All this security stuff, however, applies only to reading the location object’s property values. You can assign new values to the properties across window and frame boundaries with impunity.
Passing Data Between Pages
A very common model in the web-application world is essentially a forms-based navigation system, in which virtually every page is a form whose values are submitted as a way to progress to the next page. When the submitted form reaches the server, programming on the server dissects the form controls’ name/value pairs. Some of the pairs may get shunted off to a backend database. Other bits may be reformulated as values of hidden input elements in the page that gets assembled for return as the next page. Once the second page is served up, the server doesn’t know whether the user is still connected to the site or has perhaps navigated off somewhere else. In other words, the server simply reacts to requests from a browser, returning a page in response.

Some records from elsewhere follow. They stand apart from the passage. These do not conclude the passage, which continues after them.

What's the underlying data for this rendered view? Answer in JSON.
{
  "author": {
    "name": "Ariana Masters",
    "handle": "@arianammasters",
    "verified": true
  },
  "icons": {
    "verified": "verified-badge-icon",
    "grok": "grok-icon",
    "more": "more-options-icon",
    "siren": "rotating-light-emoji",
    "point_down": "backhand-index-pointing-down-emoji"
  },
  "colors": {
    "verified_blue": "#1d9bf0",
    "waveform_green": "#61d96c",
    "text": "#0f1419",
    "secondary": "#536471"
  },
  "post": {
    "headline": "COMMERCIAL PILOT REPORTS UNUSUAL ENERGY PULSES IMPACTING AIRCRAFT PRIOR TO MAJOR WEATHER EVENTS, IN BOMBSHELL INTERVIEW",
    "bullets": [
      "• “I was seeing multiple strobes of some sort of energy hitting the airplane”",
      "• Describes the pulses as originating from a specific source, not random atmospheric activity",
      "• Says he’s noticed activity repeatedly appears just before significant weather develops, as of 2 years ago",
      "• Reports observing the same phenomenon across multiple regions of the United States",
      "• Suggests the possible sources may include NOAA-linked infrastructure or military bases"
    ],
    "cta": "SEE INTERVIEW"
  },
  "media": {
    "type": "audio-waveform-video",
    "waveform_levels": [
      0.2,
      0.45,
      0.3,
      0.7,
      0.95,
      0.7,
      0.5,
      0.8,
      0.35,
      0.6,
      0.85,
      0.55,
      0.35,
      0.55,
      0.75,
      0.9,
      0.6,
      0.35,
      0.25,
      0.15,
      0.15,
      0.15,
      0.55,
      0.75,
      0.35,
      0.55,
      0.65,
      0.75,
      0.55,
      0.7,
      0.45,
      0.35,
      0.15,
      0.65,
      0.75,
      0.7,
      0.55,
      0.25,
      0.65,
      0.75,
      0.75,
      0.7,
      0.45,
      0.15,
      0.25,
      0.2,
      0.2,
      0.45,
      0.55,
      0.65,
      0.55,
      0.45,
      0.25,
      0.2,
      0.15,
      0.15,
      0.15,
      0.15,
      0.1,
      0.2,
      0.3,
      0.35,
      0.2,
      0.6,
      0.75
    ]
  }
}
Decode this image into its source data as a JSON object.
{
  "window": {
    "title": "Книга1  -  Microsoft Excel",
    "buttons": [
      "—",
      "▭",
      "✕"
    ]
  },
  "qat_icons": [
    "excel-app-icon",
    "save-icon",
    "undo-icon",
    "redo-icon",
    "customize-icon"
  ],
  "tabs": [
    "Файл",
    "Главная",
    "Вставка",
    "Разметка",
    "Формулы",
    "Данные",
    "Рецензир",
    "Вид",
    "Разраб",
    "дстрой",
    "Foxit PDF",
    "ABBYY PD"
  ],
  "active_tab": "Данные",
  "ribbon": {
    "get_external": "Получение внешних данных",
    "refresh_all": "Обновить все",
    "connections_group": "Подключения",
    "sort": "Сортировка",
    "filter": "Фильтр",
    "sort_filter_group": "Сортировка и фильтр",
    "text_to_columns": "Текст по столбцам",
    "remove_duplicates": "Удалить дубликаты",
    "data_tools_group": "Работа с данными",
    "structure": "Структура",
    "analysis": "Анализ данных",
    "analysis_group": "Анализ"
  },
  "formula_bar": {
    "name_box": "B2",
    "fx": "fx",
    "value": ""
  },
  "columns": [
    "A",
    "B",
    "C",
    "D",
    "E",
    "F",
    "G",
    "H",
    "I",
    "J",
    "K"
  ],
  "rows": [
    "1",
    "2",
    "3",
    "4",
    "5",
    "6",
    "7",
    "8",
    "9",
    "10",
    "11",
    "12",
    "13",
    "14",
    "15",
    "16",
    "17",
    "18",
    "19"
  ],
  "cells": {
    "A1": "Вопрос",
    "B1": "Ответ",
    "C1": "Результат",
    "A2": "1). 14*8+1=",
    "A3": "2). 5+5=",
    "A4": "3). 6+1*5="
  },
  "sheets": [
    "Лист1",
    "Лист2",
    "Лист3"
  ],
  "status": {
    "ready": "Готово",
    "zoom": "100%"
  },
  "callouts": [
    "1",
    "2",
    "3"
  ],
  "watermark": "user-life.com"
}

The server may be programmed to keep some temporary information about the user on hand, identified by a session ID. That session ID is passed down to the browser with each returned page so that when the next request arrives, the server program can tie together requests that come from a single browser. Some server programs that assemble pages on the fly for each visitor (such as amazon.com) populate the href attributes of all intrasite links with the session ID so that the server can keep passing the ID along from page to page. It may sound a bit crude, but it is much more bandwidth-efficient than maintaining a full-time connection between server and browser (or between thousands of browsers at any instant for a popular public site).However, not everyone has the requisite programming skills or server access to accomplish this server-based way of passing along live information from one page to another. By the same token, security restrictions in browsers prevent the random reading and writing of data to the local hard drive of users. Fortunately, with the help of JavaScript and various pieces of the object models, you do have a few different ways to get information from one page to another without having to involve the server. Recipes 10.4 through 10.6 show these approaches using cookies, frames, and URLs. For example, consider the case in which a user has bookmarked just one content page from a frameset whose other frames provide vital site navigation tools.